Auch das Staatliche Schulamt Heppenheim bewertet die Fortführung der Vereinbarung sehr positiv. „Die Zusammenarbeit hat sich in der Praxis bewährt. Auch von Schulleitungen hören wir sehr gute Rückmeldungen“, betonte der kommissarische Leiter des Staatlichen Schulamts Heppenheim, Ingo Stechmann. „Das Erkennen von Kindeswohlgefährdungssituationen und der Schutz von Kindern sind Aufgaben, die niemand allein leisten kann. Umso dankbarer sind wir für diese gute und wichtige Kooperation.“ Kai Kuhnert, Leiter des Bergsträßer Jugendamts, ergänzte: „Die erste Kooperationsvereinbarung im Jahr 2019 war ein Meilenstein. Umso mehr freue ich mich, dass wir diese gute Kooperation weiterführen.

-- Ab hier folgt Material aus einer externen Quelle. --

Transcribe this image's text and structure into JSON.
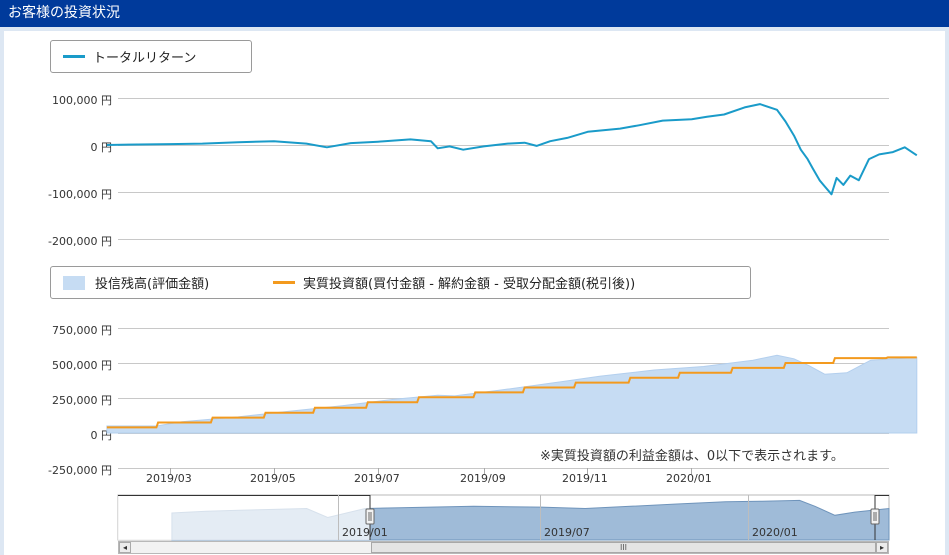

Sie dient dem Wohl der Schülerinnen und Schüler im Kreis Bergstraße. Angesichts steigender Zahlen im Bereich Kindeswohlgefährdung ist diese Zusammenarbeit zudem wichtiger denn je.“
Weitere Informationen zur IseF und zum Kinderschutz an Schulen finden Interessierte unter https://www.kreis-bergstrasse.de/unser-buergerservice/familie-jugend-senioren/angebote-an-schulkinder-und-jugendliche/soziale-arbeit-und-kinderschutz-an-schulen/#IseF. Dort ist auch der Handlungsleitfaden zum Umgang mit Kindeswohlgefährdung in den Schulen des Kreises Bergstraße zu finden.